MEBUNUH CINTA

Standard

Terlalu sakit, bahkan sangat menyakitkan. Dia yang selama ini tempat aku berharap, dia yang selama ini sebagai sumber inspirasi yang memberikan sugesti. Ternyata semua berakhir penuh rasa sakit yang menyakitkan”.

Kupandangi wajah tirus didepanku. Wajah tirusnya seolah menutup semua kehebatan super yang selama ini ia miliki. Wajah tampan, cerdas, kaya, empaty, dari keluarga baik-baik dan ia juga pemuda yang baik (huh!!!, untuk yang satu ini belum bisa kuterima). Memang terkesan sempurna, tapi itu dalam kacamata kalian. Bukan kacamataku.

“Bagaimanapun aku masih sangat mencintainya, walaupun aku sadar kalian tidak mengharapkan kehadiran diriku. Namun aku benar-benar mengharapkannya. Mengharapkannya, Dina”, eramnya memandangku.

Pria didepanku menyeruput kopi panas yang dihidangkan pelayan. Matanya terlihat sembab. “ Ah, cowok ini”. Pikiranku mulai bergentayangan, mengingat kembali masa-masa suram keluargaku saat ia masuk dalam kehidupan kami secara illegal. “Illegal!!”. Yah, begitulah dalam penafsiranku. Kehadirannya telah memporak-porandakan hatiku, bahkan keluargaku.

“Dina….”, suaranya nyaris hilang oleh alunan gemerisik musik yang mendayu-dayu.

Aku menatapnya karena ia juga menatapku. Aku mencoba meraba-raba sebesar apa cinta yang merasukinya sehingga ia seperti ini. Dalam hati aku tersenyum, “Rasakan tuh cinta. Makanya, jika mau bercinta harus siap-siap menerima petaka cinta”.

“Dina, dimanakah dia sekarang. Aku sangat merindukannya, aku tidak bisa hidup tanpa dirinya. Please…..”, harap pemuda didepanku. Memohon.

Aku diam. Mencoba menikmati sisa-sisa ketampanan yang masih tersisa diwajahnya. Ah.., bayangan itu kembali hadir, sangat menyakitkanku. Mungkin tubuh mungilku masih mampu menahan sakit itu, tapi hati, jiwa dan perasaanku, apakah dia tahu.

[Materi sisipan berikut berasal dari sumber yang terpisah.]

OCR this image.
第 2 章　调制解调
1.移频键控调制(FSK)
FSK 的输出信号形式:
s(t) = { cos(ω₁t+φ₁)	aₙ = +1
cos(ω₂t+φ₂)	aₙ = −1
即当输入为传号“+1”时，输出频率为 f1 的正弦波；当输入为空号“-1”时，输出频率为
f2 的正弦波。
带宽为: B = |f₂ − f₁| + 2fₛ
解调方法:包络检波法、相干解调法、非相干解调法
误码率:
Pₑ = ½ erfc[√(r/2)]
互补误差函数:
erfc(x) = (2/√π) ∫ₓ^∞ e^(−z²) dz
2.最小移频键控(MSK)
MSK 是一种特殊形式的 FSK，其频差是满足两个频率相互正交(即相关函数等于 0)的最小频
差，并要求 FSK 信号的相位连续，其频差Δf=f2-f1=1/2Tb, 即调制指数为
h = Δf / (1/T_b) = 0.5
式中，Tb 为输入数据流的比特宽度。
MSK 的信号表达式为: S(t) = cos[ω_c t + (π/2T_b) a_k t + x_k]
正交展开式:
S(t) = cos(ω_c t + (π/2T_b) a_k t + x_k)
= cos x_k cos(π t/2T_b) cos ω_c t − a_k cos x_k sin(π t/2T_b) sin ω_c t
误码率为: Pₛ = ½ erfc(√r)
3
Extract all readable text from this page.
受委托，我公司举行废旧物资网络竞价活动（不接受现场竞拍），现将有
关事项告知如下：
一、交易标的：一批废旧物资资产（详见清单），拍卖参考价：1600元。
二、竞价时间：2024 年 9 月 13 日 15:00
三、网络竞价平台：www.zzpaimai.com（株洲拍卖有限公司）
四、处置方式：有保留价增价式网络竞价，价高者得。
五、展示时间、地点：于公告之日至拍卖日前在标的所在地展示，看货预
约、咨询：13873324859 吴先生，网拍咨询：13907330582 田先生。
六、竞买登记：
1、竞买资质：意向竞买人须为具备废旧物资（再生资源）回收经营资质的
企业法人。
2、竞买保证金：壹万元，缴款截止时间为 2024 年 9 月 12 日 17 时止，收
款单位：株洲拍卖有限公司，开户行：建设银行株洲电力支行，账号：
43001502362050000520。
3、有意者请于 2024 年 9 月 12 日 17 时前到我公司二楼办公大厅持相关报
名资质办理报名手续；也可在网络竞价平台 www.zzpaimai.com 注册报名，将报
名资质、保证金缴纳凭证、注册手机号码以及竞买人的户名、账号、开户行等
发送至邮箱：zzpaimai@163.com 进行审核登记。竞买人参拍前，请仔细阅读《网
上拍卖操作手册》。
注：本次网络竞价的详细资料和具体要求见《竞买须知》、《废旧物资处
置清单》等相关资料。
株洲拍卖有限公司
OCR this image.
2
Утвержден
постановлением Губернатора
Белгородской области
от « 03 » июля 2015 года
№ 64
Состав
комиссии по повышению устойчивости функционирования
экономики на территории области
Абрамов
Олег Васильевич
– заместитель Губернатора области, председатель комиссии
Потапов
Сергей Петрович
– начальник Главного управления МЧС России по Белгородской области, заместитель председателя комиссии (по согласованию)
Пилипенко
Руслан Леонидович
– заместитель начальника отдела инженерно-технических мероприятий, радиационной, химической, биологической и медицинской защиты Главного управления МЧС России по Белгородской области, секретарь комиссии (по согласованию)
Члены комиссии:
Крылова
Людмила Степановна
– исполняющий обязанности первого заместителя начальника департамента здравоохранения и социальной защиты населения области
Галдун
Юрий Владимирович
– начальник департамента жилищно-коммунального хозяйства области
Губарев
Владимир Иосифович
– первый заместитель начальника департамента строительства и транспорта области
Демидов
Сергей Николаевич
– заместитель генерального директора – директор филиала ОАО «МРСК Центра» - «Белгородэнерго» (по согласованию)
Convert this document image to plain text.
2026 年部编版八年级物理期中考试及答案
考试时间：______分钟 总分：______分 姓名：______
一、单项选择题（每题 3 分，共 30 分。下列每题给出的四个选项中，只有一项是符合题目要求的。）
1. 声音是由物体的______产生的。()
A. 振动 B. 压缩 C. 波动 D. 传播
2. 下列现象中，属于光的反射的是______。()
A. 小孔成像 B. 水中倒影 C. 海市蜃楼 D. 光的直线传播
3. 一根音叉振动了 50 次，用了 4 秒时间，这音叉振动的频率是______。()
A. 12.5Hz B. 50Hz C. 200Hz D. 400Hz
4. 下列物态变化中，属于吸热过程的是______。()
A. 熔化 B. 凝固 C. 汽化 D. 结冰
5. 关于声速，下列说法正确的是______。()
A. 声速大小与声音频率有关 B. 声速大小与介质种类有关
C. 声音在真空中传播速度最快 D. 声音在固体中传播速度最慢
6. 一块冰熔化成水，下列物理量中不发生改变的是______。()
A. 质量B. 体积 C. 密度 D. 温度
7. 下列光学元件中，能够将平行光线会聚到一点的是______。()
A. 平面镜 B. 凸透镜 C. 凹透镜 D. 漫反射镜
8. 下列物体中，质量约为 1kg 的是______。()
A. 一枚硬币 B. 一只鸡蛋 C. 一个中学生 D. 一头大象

“Dina”, suaranya terputus.

“Tolong aku…, aku yakin kamu tahu mengetahui dimana dia sekarang”, pinta pemuda didepanku, memelas.

Ia meraih tanganku dan menggengamnya erat. Aku diam. Pikiranku masih melayang-layang mencari yang hilang dalam kehidupan keluargaku. Antara dunia nyata dan halusinasi. Inilah petaka dan marabahaya cinta. Membuat manusia gila!.

Aku melepaskan genggaman tangannya. Pura-pura memperbaiki kerudung hitamku. Padahal hatiku dongkol luar biasa.

Alunan musik slow mengalun lembut, bahkan lembut sekali. Beberapa tamu silih berganti menggantikan tempat duduk yang tersedia. Para pelayan café tak bosan-bosannya berjalan kesana kemari membawa daftar menu untuk pelanggan.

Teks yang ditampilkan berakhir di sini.